Fukushima plus jamais ça ! L’Europe doit sortir du nucléaire pour privilégier les renouvelables

Ce mercredi 11 mars 2015 marque le quatrième anniversaire de la catastrophe nucléaire de Fukushima.
Le 11 Mars 2011, un des plus terribles séismes de l’histoire du Japon provoquait un gigantesque tsunami qui tuait plus de 18.000 personnes le long de la côte nord-est du pays. Ce dernier provoquait également la destruction partielle de la centrale nucléaire de Fukushima Daiichi, centrale dont le nettoyage du site prendra au minimum quatre décennies pour un coût économique encore très difficile à quantifier.
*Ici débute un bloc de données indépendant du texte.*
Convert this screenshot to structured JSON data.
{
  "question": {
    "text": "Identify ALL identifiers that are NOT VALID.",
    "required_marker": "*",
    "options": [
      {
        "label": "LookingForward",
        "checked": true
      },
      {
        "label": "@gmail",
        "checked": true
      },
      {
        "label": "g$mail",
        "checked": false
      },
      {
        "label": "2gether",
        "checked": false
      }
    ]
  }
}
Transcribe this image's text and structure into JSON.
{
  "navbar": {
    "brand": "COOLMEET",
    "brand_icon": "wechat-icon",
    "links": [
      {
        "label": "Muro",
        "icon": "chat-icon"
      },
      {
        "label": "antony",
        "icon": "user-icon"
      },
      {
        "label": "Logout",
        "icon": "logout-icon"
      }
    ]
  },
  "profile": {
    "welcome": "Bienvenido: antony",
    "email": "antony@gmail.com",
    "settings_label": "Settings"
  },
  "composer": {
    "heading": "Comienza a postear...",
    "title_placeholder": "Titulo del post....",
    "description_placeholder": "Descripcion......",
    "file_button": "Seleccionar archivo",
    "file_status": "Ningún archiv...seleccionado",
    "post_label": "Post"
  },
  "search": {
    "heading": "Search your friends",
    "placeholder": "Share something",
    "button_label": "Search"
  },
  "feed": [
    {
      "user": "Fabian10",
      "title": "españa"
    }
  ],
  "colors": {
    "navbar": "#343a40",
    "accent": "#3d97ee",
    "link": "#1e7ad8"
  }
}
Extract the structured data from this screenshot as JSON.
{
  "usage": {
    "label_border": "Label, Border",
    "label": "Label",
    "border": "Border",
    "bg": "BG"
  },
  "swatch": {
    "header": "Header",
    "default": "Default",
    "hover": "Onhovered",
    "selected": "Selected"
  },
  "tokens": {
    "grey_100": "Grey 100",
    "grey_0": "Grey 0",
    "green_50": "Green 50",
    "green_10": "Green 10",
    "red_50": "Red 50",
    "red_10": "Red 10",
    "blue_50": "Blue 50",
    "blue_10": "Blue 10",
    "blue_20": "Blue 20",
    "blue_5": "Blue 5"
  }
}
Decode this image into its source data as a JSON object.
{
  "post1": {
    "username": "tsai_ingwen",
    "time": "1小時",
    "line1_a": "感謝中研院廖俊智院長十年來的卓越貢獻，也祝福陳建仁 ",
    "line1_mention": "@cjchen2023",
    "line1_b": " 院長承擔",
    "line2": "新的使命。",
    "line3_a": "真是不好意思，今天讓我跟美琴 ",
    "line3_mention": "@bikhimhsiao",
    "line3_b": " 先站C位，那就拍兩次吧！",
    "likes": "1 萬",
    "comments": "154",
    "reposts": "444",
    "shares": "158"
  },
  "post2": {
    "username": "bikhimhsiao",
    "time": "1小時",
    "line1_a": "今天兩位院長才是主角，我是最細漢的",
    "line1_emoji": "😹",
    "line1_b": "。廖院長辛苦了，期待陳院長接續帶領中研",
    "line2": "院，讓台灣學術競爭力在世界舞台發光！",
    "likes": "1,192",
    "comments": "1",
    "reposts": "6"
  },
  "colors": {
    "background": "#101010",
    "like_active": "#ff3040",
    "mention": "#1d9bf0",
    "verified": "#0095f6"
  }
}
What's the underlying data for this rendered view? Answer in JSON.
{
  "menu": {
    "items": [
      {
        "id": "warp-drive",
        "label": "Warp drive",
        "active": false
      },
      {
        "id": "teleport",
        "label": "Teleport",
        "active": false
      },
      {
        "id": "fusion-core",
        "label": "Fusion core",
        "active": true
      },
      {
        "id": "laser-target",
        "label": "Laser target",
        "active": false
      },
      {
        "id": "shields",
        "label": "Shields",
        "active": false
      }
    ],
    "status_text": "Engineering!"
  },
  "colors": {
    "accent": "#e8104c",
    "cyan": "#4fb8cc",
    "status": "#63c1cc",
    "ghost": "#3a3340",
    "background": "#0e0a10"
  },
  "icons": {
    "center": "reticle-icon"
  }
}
Quatre ans après, sur le site, la situation est bien loin d’être revenue à la normale. Plus de 130 000 citoyens japonais ont été évacués de la zone irradiée. Pour la grande majorité d’entre eux, il ne retrouveront jamais leur foyer. Les effets sur la santé de la population locale sont terribles, comme l’augmentation des cancers de la thyroïde, en particulier chez les enfants, de même que les impacts sur l’économie locale : de nombreux produits chimiques radioactifs contaminent les eaux, le sol, les plantes et les animaux, les aliments produits localement sont impropres à la consommation et la pêche continue d’être strictement interdite au large de Fukushima.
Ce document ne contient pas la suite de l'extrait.